Once again, the world changes....
"Do you like surrealism?"
Surrealism is my life.
"No, but do you like the surrealist artists?"
Off we go, after some quickfire planning to...where? I don't care. We ride Metro, (not THE metro, but Metro, as though it were the name of a horse), and poetry strikes as we emerge from the DuPont Circle tunnel.
Inside the gallery, I discover that I can spot a Picasso at ten paces and a Pollock at fifteen. That I adore Salvador Dali, who created " hand painted dream photographs" and have made a new favorite in Yves Tanguy. "...Tanguy soon found his own manner of transforming his dreams into a subtle, luminous, and floating interior world."

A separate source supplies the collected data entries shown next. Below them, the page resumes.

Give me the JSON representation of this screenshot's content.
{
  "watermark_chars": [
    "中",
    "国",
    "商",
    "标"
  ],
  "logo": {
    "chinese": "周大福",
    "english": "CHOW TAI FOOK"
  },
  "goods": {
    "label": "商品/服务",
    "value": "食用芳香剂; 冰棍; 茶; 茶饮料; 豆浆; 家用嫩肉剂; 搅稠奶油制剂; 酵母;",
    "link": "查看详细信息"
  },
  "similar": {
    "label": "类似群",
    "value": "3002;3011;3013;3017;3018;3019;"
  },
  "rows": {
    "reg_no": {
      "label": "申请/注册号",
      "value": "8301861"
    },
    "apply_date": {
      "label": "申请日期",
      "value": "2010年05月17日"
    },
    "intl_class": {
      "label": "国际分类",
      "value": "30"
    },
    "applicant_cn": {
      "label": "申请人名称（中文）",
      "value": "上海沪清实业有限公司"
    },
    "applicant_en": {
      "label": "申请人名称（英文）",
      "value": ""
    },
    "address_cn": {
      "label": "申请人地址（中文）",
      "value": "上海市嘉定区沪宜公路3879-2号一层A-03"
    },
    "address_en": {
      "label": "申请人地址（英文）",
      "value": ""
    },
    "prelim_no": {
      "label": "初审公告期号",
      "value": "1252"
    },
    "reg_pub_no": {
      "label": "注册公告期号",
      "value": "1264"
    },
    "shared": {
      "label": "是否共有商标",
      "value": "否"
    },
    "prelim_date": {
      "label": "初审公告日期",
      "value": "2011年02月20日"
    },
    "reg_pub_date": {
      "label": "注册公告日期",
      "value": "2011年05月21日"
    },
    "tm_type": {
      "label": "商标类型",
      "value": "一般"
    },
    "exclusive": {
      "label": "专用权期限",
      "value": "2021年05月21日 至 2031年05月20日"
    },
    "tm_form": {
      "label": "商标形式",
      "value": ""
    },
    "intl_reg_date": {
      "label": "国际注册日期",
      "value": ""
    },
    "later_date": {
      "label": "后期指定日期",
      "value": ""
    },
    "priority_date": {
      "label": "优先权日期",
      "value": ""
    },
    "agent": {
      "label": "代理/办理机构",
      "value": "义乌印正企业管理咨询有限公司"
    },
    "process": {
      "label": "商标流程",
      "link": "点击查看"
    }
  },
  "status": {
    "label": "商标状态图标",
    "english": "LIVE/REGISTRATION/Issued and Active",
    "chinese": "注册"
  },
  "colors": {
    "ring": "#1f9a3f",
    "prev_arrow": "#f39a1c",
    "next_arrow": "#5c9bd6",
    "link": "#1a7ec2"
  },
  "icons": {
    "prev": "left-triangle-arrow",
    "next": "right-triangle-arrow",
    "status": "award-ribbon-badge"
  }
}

I sit backward on a bench, turning upside down to properly view a painting by Georgia O'Keeffe, of which the artist said "was done so that it could be hung with any end up." However, the way the museum has hung it, in accordance with the preference of the artist, the image appears to be a squid squirting green ink into a starry sea. As I look at it upside down, it becomes, of course, The Lawrence Tree.
Fascination strikes: the hydrothermographs that stud each room, which in the first room, I mistook for art. I remember a time in a gallery of modern sculpture admiring a creation of metal pipe, searching for the artist and title plate in vain, informed by the docent that the piece I viewed so avidly was in fact a radiator.

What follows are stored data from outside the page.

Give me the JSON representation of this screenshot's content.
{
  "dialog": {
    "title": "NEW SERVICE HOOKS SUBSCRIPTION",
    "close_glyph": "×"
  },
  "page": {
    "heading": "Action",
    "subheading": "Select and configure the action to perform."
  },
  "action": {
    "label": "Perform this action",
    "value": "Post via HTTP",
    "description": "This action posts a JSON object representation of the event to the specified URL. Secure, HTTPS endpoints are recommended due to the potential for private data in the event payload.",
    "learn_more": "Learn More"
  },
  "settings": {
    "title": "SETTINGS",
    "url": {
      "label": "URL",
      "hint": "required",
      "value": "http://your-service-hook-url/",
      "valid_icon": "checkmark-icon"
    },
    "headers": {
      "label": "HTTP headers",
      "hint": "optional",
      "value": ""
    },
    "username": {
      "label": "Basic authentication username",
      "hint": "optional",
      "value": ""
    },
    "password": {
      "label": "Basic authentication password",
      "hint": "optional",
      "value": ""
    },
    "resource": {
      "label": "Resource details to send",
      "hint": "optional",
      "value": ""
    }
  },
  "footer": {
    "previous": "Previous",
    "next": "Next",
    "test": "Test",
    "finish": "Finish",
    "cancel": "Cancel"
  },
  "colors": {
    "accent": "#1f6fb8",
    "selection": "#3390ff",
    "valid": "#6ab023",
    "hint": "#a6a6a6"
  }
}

Cindy's favorite is Rene Magritte, whose works are here dreadfully underrepresented. I am more fond of two canvasses by Piet Mondrian, whose works seem familiar, though no specific memories arise. Before we leave, she suggests I take another pass through, as the exhibit closes in three days. I accept, with gratitude when I discover I had bypassed a Matisse, and a painting by Diego Rivera of a little girl who stares at me with baleful dark eyes.

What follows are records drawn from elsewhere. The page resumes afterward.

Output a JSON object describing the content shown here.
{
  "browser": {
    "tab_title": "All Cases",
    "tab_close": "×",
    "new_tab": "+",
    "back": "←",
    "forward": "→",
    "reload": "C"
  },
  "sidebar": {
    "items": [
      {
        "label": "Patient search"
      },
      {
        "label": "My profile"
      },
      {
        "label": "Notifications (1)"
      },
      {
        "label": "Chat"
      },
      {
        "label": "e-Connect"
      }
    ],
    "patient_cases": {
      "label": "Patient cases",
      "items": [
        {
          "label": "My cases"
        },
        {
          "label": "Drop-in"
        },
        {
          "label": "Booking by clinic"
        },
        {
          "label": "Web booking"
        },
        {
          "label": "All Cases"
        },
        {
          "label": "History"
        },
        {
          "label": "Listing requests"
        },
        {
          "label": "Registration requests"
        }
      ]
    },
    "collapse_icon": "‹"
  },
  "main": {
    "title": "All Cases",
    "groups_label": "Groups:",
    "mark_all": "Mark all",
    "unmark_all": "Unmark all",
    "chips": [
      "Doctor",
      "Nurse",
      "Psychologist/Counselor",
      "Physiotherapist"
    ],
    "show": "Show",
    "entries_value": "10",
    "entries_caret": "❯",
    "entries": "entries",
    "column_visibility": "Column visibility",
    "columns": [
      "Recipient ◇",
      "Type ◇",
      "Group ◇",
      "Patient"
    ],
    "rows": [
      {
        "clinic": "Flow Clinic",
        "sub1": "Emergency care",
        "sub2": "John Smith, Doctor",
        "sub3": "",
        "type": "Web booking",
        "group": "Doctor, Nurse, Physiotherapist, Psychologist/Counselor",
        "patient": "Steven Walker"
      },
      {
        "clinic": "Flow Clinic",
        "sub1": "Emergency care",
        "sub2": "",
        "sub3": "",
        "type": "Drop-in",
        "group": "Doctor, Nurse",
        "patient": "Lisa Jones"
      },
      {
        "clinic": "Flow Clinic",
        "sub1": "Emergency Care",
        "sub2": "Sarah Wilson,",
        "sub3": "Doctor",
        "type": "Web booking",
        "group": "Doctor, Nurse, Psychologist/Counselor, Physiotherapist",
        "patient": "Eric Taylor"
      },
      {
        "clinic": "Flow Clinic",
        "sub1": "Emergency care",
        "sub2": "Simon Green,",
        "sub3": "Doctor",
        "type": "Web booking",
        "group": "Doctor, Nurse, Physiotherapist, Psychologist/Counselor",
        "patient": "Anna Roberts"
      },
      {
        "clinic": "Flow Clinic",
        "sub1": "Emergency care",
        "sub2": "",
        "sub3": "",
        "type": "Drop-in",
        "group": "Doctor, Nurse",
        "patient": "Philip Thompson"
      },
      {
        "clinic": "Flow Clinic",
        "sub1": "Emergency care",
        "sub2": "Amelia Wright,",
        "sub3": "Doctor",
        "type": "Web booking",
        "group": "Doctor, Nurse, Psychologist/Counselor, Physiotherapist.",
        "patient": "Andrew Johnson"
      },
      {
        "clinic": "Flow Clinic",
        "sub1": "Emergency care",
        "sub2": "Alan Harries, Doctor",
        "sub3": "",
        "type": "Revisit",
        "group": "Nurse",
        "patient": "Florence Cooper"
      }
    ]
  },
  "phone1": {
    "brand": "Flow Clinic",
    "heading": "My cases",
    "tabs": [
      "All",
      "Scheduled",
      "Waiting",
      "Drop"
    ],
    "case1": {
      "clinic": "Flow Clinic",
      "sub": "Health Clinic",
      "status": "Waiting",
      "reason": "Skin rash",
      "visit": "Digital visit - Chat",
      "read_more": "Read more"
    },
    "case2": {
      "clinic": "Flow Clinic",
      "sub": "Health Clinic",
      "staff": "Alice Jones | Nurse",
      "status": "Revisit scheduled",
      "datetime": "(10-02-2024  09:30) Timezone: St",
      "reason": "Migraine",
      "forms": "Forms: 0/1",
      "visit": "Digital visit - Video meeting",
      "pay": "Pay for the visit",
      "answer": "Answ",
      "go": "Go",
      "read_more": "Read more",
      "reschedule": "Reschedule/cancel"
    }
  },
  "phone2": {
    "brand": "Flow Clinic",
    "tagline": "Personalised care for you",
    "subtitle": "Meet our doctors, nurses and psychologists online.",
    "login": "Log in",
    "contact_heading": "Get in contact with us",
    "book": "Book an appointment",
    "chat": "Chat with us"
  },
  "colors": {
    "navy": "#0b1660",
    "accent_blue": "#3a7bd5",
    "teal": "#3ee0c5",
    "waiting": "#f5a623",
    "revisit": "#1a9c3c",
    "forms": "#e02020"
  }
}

I return to take another look at the gigantic Dali entitled Apparition of a Face and Fruit Dish on a Beach, which is, despite my devotion to Picasso, my pick for best of show. As I exit, I take a moment to caress a curved oak chair with a silver velveteen cushion on the seat. "You like the chair?" the docent asks. He's young and dark skinned, with a lovely smile. "Art is where you see it," I answer, and head downstairs to meet Cindy in the gift shop.